This year of COVID has been a year of loss. Loved ones. First dates and coffee with old friends. Shared worship. Beach parties.
From the profound to the trivial.
For many who live with complex illnesses or who struggle to get out of the house and make it to school or work, it’s also been a time of revelation and maybe of anger.
I know for me, I was angry. My son had barely made it through high school because it was so hard for him to hit that door at 8:15 and go from class to class to class until 2:20. His principal and teachers were awesome. He struggled like a champ. But the schedule of those classes and the schedule of his migraines just were not a match made in heaven.
I keep thinking there must be a way for him to have a more flexible schedule. To be there in person when he could and get an education when he couldn’t face the lights and the noise.
It turns out there was. We’ve experienced it this year in Zoom.
He’s taking college classes now and it turns out remote learning on his own schedule works just fine. Because he can work 40 hours a week. Just not the same 8 hours every day.
Keeping What’s Good
As vaccines become available and the world is opening back up, all of us should be thinking about what we want to keep from this long strange trip and what we want to leave behind. (Puppies yes. Eight hours of Zoom . . . . I’m not so sure.)
So I am going to recommend an exercise I’ve recommended in the past: the 5 minute reflection. I do it myself at least every quarter. And I noticed I last wrote about it on New Years Eve. It’s almost traditional tax day in the US – the first quarter is over. It’s time to do it again.

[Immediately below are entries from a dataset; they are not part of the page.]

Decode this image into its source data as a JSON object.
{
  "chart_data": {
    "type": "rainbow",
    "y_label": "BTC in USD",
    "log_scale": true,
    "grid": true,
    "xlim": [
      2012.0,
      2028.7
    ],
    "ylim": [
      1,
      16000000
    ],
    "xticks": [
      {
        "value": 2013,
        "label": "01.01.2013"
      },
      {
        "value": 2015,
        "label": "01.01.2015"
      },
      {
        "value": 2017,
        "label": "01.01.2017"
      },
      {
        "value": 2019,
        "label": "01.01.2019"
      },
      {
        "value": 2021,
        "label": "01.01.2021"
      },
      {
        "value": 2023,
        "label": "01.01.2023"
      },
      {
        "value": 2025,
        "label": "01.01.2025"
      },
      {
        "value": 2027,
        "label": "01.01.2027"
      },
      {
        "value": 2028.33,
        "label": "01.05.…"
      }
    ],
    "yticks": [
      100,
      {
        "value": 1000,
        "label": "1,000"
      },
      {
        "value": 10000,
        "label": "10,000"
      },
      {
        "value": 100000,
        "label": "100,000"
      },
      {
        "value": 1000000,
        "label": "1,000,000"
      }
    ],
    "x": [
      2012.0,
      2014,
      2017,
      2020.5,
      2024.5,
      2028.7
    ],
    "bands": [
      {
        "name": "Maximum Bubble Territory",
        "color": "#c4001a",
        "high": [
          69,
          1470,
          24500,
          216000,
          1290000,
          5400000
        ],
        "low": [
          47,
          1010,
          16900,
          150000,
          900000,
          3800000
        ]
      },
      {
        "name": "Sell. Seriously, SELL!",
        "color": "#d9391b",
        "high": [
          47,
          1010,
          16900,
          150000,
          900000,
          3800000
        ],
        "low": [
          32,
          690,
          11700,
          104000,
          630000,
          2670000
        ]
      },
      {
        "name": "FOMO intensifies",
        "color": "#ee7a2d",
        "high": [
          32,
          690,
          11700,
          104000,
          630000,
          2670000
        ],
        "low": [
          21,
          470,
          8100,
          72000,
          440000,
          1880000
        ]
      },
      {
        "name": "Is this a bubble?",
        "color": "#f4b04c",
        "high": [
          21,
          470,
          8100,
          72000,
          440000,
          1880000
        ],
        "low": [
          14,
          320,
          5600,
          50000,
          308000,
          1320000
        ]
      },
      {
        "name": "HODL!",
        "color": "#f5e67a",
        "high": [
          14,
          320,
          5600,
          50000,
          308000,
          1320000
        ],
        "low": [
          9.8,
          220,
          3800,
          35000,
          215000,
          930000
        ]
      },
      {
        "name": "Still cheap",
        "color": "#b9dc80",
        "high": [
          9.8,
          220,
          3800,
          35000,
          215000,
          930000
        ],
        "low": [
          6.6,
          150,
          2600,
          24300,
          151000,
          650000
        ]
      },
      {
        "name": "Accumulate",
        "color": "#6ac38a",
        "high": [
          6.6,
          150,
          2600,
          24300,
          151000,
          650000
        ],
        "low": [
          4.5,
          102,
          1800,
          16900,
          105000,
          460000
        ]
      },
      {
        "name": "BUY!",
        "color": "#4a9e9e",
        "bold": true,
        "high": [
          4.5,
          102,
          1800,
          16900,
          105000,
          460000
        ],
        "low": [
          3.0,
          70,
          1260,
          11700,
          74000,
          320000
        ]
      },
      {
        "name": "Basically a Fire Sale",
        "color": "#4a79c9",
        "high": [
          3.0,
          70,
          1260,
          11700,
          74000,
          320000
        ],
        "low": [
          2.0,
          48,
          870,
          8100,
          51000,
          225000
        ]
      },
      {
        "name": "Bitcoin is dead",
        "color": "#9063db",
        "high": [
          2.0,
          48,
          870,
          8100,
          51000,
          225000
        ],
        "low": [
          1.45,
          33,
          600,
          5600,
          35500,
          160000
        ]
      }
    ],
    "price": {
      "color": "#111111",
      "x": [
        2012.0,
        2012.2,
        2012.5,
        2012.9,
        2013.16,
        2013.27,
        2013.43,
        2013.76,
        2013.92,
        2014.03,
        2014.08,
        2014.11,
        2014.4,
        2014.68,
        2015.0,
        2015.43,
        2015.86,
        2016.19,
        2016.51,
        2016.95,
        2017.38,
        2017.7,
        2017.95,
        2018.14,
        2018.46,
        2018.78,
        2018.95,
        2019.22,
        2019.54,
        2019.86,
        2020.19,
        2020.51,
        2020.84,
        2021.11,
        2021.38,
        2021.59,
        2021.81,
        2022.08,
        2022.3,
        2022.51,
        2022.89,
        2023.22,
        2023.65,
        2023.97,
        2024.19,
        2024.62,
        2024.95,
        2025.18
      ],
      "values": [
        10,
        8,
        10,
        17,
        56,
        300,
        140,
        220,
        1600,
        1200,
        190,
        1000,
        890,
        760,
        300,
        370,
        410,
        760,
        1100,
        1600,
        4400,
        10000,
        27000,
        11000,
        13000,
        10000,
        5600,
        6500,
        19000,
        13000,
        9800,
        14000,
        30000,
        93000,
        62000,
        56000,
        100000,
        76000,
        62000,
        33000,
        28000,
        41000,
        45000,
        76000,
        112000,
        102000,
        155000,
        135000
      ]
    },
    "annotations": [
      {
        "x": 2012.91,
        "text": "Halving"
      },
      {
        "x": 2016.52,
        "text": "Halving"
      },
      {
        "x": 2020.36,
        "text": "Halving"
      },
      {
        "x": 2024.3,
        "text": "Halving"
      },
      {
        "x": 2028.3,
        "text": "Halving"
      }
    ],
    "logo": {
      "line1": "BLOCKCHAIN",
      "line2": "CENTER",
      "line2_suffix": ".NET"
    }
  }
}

Here is the exercise. You work in four quadrants:
- What’s working?
- What’s not?
- What should I do more of?
- What should I do less of?
This time, I suggest reflecting on the changes the pandemic has wrought. What is new that we will miss when it’s gone?
- Home cooking?
- Lunchtime walks?
- Time with each other – even when we drive each other nuts?
There are home and family changes that may immediately spring to mind. But I would urge you to consider changes in institutions that you want to stay in your life:
- Flexible school attendance.
- Working from home.
- Minimal travel.
- Flexible hours.
- Shopping delivery.
- Masking on the bus during flu season . . . . (just a thought)
For many people with limited mobility or who have pain or dizziness or nausea that spike and make it hard to keep a regular schedule, having work (school or paid) depend on PRODUCT rather than hours has made a huge difference.
For caregivers, the flexibility to stay home with a child in pain may have helped both you AND your child. I know many parents hesitate to leave a child home and are left with the choice between home and work.
Parents of older children and teens can get into even more of a bind. Is it better to drop them at school, knowing you might get called home when their pain spikes, or to leave them home all day so you can work uninterrupted?
So many difficult decisions.
Maybe we can’t have it all. But maybe we can have more than we have.
If this last year has shown us nothing else, it has shown us that we can get a lot more work and schooling done under flexible conditions than we’ve been told was possible.
Go through your exercise.
Think about what you want to keep – and what you will be all to happy to give up.
And fight for what you want. This is a good time to begin negotitions.